Euro Finance Heads Said to Weigh Closing Two Cyprus BanksRebecca Christie, Sandrine Rastello and Boris Groendahl
Euro-area finance chiefs, pressuring Cyprus to shrink its banking system as the condition for a bailout, are reviving demands they jettisoned last week as too extreme, four European officials said.
Finance ministers for the 17 euro countries are considering a plan to shutter the two biggest banks in Cyprus and freeze the assets of uninsured depositors, said the four officials, who asked not to be named because the talks are ongoing.
Cyprus Popular Bank Pcl and the Bank of Cyprus Plc would be split to create a so-called bad bank, one of the officials said. Insured deposits -- below the European Union ceiling of 100,000 euros ($129,000) -- would go into a so-called good bank and not sustain any losses, while uninsured deposits would go into the bad bank and be frozen until assets could be sold, said the four officials.
Losses to unsecured creditors, including uninsured depositors, could reach 40 percent under the plan, which has support from the International Monetary Fund and the European Central Bank. The proposal, a version of which was rejected last week, is considered a better option than taxing insured deposits or allowing Cypriot banks to collapse in a disorderly fashion if they lose access to ECB aid, the officials said.
“Two Cypriot banks are threatened with insolvency, the situation is serious,” Steffen Seibert, spokesman for German Chancellor Angela Merkel said in Berlin March 20. “A fix should be made possible, but that can only happen through involving investors. Insolvency and winding down would mean a far higher loss for each investor than the (Cypriot) share that’s envisaged. To that end, the eurogroup and the German government see it as mandatory that investors are brought in.”
After a teleconference late yesterday, the finance ministers called for a Cypriot proposal to unlock bailout funds as quickly as possible.
Cyprus also is exploring other options to avoid hitting uninsured depositors with big losses. None of the alternatives such as a so-called solidarity fund have won support from euro authorities, who hold the key to 10 billion euros in bailout funds which they have said must be matched by 5.8 billion in Cypriot funds, preferably from the banking sector.
The ECB is preparing to lower limits on cash withdrawals from automated teller machines in Cyprus and may introduce capital controls separate from any bailout accord, German newspaper Handelsblatt reported today, citing central bank sources it didn’t identify.

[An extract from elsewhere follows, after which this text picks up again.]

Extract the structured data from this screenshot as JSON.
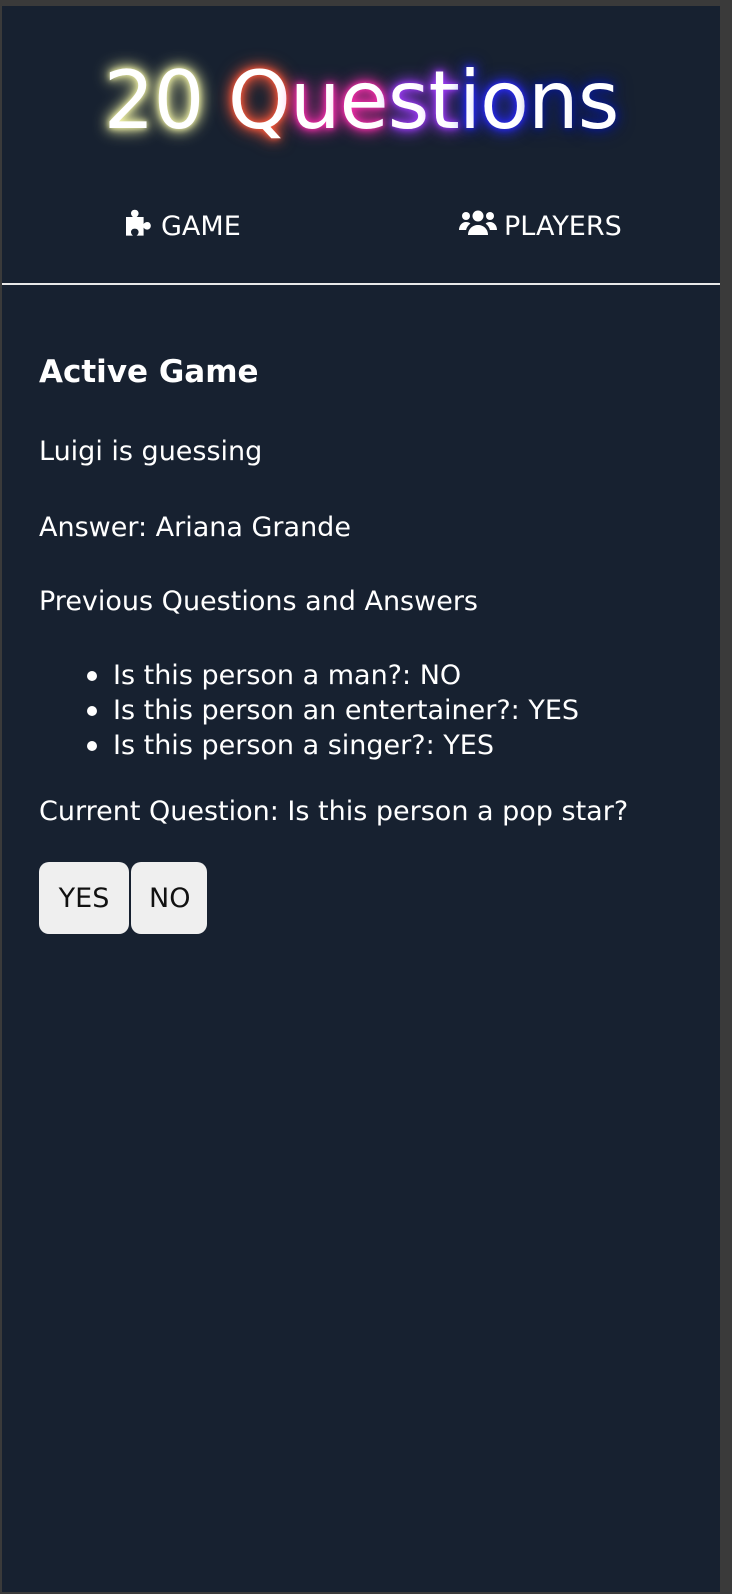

In Nicosia, Cypriot central bank Governor Panicos Demetriades proposed bank-overhaul legislation that would protect deposits of as much as 100,000 euros and keep Cyprus Popular in business.

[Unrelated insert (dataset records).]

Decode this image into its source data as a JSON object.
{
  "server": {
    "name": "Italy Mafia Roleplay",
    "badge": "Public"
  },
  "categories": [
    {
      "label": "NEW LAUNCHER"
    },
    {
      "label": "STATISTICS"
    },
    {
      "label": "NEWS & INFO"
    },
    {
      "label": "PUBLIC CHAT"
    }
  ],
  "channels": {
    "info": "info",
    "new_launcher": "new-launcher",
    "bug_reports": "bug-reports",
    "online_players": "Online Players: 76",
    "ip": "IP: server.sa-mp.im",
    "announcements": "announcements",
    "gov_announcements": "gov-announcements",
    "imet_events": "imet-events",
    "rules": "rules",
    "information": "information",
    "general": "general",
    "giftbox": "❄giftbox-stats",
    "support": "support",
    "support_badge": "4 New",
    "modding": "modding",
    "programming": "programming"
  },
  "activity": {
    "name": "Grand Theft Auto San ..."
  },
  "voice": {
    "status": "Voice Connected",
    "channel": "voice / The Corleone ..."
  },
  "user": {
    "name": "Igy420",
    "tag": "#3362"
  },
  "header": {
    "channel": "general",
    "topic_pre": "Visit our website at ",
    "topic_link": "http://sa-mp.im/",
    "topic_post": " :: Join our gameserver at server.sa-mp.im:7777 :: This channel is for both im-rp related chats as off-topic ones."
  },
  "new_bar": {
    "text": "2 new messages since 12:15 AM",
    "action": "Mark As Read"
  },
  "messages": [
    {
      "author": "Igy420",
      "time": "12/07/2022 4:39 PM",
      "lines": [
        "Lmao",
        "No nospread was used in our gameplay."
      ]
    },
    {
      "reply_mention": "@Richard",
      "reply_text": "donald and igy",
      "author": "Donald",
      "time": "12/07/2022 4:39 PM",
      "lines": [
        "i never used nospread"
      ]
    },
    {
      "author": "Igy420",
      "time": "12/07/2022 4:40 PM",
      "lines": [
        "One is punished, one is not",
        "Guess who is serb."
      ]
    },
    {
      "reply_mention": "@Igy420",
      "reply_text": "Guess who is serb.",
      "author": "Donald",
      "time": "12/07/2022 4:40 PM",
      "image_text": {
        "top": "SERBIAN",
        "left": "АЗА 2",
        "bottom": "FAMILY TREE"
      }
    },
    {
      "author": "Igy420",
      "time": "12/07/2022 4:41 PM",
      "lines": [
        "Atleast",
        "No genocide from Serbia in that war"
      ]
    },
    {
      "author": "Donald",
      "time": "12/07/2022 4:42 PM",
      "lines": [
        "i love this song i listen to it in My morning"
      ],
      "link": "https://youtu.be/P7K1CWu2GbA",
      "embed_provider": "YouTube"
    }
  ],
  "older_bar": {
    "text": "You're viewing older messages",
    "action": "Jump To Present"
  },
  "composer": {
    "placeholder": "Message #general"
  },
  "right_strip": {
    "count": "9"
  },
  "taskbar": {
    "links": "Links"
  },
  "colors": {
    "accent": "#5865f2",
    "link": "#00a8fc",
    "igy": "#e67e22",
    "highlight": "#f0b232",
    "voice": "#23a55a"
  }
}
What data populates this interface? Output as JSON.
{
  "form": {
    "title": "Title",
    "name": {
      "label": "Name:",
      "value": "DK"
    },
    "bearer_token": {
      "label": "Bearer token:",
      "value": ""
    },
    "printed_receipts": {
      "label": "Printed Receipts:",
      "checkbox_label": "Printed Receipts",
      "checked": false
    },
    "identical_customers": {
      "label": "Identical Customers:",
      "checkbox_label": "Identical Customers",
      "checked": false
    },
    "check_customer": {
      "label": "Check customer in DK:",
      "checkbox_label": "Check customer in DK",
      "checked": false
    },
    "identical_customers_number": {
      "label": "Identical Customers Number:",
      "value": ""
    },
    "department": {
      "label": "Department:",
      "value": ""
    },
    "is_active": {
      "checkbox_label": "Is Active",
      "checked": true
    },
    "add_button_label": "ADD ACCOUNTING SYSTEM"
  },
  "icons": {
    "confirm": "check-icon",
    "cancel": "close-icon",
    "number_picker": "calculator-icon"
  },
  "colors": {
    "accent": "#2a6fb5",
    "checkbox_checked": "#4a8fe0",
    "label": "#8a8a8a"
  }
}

At an overnight meeting in Brussels last week, the finance ministers backed a plan to tax all deposits -- rejected by Cypriot lawmakers March 19 -- after the plan to shutter the banks was deemed unacceptable by the Cypriots and too great a risk to financial stability by France, among others.
Cyprus’s bank assets swelled to 126.4 billion euros at the end of January, seven times the size of the 18 billion-euro economy, from 78 billion euros in 2007, data from the European Central Bank and the EU’s statistics office show.
The ECB turned up the pressure on Cypriot President Nicos Anastasiades and euro-area finance ministers to deliver a rescue package, saying it may cut off emergency funds to Cypriot banks after March 25 unless a plan is in place “that would ensure the solvency of the concerned banks.”
The ECB referred queries to Cypriot authorities. A spokeswoman for the Cypriot central bank could not immediately be reached by phone or e-mail. The European Commission referred to statements at a press conference earlier today, in which a spokesman said the commission was waiting to hear from Cypriot authorities and searching for a sustainable outcome for Cyprus.
Austrian Finance Minister Maria Fekter alluded to the plan yesterday, saying France led opposition to the option of “bailing in” depositors at the two banks.
“Germany, the IMF and Austria would have preferred a bail-in,” Fekter said. “A bail-in of around 38 percent, that means a haircut at those two banks, and with this haircut we could have moved more than 6 billion euros, as a debt cut.”